To stop this snowballing effect and any attempts by the Lebanese Sunni street to force its hand, Saudi Arabia will urge Lebanese Prime Minister Mikati to step down (Mikati has already expressed his intent to do so but President Michel Suleiman asked him to postpone his decision to prevent total political collapse and deal with immediate security needs on the ground). Other regional and international powers that have a vested interest in preventing further chaos in the region and keeping Lebanon in one piece including Qatar, Turkey, the United States, and even Iran will most likely come up with a negotiated arrangement that creates a relatively neutral government in Beirut until parliamentary elections in 2013. Iran will probably not object to this proposal simply because it does not cause major harm to Hezbollah.

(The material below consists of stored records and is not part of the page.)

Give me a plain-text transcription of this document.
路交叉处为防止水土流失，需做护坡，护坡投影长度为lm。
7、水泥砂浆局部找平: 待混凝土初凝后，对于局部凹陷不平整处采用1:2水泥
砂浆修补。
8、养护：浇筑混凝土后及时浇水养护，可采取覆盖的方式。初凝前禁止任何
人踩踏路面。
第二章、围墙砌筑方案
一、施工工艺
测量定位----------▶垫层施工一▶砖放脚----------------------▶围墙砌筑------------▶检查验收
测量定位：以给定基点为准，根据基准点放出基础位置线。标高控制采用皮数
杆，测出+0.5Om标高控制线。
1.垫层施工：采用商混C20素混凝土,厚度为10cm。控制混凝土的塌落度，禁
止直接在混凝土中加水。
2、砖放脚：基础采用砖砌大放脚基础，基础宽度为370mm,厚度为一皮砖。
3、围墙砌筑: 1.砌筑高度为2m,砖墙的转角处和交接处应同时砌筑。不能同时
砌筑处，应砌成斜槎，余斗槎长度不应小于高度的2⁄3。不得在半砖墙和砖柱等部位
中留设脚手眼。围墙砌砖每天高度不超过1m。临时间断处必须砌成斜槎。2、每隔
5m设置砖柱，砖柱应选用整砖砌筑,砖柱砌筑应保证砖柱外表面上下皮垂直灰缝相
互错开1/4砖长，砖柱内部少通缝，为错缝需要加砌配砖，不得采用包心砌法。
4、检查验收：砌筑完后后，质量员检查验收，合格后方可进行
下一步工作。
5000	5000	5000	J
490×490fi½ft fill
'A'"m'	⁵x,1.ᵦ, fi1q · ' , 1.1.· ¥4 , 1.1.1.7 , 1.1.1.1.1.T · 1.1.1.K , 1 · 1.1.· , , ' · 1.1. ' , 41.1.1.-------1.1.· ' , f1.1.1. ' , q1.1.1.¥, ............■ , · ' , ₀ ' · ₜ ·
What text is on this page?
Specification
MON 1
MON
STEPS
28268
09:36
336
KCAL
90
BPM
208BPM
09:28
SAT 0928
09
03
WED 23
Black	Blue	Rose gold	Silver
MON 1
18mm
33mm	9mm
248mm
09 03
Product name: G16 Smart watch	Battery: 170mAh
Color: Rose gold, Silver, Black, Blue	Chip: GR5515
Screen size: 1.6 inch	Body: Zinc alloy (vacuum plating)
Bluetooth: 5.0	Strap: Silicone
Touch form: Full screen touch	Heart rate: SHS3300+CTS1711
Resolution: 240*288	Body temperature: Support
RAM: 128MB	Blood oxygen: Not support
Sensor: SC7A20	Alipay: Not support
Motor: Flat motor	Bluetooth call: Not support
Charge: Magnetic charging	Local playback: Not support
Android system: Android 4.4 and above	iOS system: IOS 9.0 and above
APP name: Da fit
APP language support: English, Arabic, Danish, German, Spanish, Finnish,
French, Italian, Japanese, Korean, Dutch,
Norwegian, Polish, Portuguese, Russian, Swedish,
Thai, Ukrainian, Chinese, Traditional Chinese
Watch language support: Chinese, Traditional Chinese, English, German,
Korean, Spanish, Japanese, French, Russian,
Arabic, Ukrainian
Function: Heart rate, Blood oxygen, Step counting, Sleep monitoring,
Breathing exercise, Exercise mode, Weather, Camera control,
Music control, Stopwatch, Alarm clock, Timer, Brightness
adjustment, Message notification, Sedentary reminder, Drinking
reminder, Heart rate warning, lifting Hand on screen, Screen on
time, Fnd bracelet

Indeed, so long as the next government is not totally anti-Syrian, Hezbollah can live with a technocratic government for the next few months. Furthermore, Hezbollah has every interest in containing Sunni wrath in the streets and in avoiding conflict with a community that has been on the rise in the region since the start of the Arab uprisings, and one way to do that is by agreeing to bring the Sunnis back to government. While it will not be easy to find a “neither March 14 nor Hezbollah” prime ministerial candidate in such heated and polarized political times (ironically Mikati was supposed to be that person), one likely contender is Tamam Salam, a former parliamentarian and minister of culture who hails from an old Lebanese political family that produced his father, Saeb Salam, a politician who served six times as prime minister between 1952 and 1973.

 

So long as Syria is burning, there will always be a risk that civil war will return to Lebanon. Yet civil war requires that at least two sides have the manpower, will, money, and arms to fight. Hezbollah has all those things, but Lebanon’s Sunnis have little of each, unless they form alliances with other groups and decide to take on the Shiite party. Their regional sponsors also have no appetite in starting a war they cannot finish and might open the gates of hell in the entire Middle East. Because of the mess in Syria and the crisis over Iran’s nuclear program, the situation in the region is extremely combustible. Cooler heads will most likely prevail in Riyadh and instruct their allies in Beirut to remain calm. The Saudi (and Qatari) focus shall remain on Syria, the real prize whose fate will change the entire security architecture of the Middle East. Lebanon will be asked to keep absorbing hits until the chips fall in Syria. But how much more Lebanon can take without completely breaking is anybody’s guess.

 

This article first appeared in Foreign Policy on October 22, 2012 and is being re-posted here.